Our study underscores the pivotal role of Bcar3 in orchestrating the macrophage-fibroblast crosstalk during pulmonary fibrosis progression. Targeting Bcar3 emerges as a novel therapeutic avenue to halt IPF progression and enhance patient prognosis.
特发性肺纤维化(IPF)是一种严重的间质性肺病,其特征为慢性肺损伤导致巨噬细胞浸润和成纤维细胞激活。然而,目前尚无针对巨噬细胞和成纤维细胞之间关键相互作用的有效治疗策略来阻止 IPF 的进展。
本研究在 IPF 患者和纤维化小鼠模型中进行,以阐明 Bcar3 在肺纤维化发病机制中的作用。接下来研究了 Bcar3 对巨噬细胞极化、成纤维细胞激活和相关信号通路的影响,以揭示其潜在机制。

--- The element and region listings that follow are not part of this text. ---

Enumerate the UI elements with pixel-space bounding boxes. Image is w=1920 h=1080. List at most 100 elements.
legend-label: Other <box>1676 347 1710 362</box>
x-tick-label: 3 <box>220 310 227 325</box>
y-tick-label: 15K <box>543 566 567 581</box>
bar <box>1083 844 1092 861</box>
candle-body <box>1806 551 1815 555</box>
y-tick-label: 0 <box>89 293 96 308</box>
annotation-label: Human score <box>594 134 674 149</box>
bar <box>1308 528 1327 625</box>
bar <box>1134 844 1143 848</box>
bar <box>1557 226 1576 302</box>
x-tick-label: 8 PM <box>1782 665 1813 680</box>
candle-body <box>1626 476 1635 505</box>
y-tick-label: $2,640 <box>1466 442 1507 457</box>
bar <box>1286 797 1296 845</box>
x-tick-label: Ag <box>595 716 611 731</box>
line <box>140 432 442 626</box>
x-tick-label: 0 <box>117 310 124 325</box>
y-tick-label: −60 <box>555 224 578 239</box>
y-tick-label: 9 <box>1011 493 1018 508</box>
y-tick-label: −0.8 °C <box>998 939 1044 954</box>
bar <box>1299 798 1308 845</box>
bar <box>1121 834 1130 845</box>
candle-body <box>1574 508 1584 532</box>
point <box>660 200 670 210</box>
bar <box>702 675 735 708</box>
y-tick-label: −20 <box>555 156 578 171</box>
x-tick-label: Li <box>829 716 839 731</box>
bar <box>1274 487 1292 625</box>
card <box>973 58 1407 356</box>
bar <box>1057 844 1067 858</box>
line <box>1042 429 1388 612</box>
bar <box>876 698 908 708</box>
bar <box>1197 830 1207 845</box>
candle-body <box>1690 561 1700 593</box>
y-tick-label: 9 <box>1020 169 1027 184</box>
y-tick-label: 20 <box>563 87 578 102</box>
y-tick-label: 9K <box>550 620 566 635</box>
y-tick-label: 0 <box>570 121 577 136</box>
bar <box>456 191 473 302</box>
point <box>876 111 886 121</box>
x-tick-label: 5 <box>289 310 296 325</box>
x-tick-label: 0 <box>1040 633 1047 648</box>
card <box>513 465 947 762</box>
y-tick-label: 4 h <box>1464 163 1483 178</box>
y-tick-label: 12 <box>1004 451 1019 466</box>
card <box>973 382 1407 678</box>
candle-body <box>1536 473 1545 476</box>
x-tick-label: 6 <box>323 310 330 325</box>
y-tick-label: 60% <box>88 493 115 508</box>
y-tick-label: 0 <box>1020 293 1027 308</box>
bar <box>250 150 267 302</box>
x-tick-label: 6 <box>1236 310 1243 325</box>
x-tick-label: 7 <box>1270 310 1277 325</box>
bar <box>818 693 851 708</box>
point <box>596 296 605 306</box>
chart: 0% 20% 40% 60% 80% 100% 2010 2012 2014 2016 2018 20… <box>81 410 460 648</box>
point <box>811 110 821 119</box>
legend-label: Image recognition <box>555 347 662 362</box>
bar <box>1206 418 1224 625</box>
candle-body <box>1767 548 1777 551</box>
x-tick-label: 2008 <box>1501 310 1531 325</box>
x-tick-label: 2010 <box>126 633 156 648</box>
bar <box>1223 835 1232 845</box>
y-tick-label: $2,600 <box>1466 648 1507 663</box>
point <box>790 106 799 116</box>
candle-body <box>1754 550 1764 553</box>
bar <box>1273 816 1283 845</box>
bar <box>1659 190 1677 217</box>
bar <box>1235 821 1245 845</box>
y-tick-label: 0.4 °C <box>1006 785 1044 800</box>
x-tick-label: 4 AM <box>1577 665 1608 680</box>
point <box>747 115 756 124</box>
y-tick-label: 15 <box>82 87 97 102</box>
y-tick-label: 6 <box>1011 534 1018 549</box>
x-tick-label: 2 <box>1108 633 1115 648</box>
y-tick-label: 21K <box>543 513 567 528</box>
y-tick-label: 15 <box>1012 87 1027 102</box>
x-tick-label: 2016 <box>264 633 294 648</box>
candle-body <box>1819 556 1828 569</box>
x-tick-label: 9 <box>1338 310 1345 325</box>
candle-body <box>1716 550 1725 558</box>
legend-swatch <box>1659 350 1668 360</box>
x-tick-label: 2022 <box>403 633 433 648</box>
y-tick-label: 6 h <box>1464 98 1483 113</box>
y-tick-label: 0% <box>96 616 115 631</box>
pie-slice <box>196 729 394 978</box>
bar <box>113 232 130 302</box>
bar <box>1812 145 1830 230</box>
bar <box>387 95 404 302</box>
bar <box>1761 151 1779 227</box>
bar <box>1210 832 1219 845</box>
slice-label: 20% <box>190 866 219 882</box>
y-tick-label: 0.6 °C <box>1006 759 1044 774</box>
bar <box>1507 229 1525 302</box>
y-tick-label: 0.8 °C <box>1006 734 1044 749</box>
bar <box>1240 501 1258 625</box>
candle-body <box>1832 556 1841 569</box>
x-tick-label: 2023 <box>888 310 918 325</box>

我们的研究阐明了 Bcar3 在 IPF 患者和纤维化小鼠的肺组织中的表达明显增加,与对照组相比,分别增加了 1.7 倍和 7.8 倍。此外,Bcar3 被发现可显著增强巨噬细胞的激活和成纤维细胞的分化,无论是在体内还是体外都能观察到。从机制上讲,巨噬细胞中 Bcar3 的上调依赖于 Stat6,而在成纤维细胞中,它依赖于 TGFβR1/Smad3。此外,Bcar3 在巨噬细胞中增强了 IL-4/Stat6 通路,在成纤维细胞中增强了 TGF-β/Smad3 通路,支持了促进肺纤维化发生的协同激活环路。值得注意的是,含有 Bcar3 siRNA 的脂质体经气管内注射可将基因治疗精确递送至肺巨噬细胞和成纤维细胞,将 Bcar3 的表达有效降低至基线水平的 59%。重要的是,这种干预措施可保护小鼠免受 FITC 或博来霉素诱导的肺纤维化,以及人类精密切割肺切片免受 TGF-β1 刺激的影响。
本研究强调了 Bcar3 在肺纤维化进展过程中协调巨噬细胞和成纤维细胞相互作用的关键作用。靶向 Bcar3 可能成为阻止 IPF 进展和改善患者预后的新治疗途径。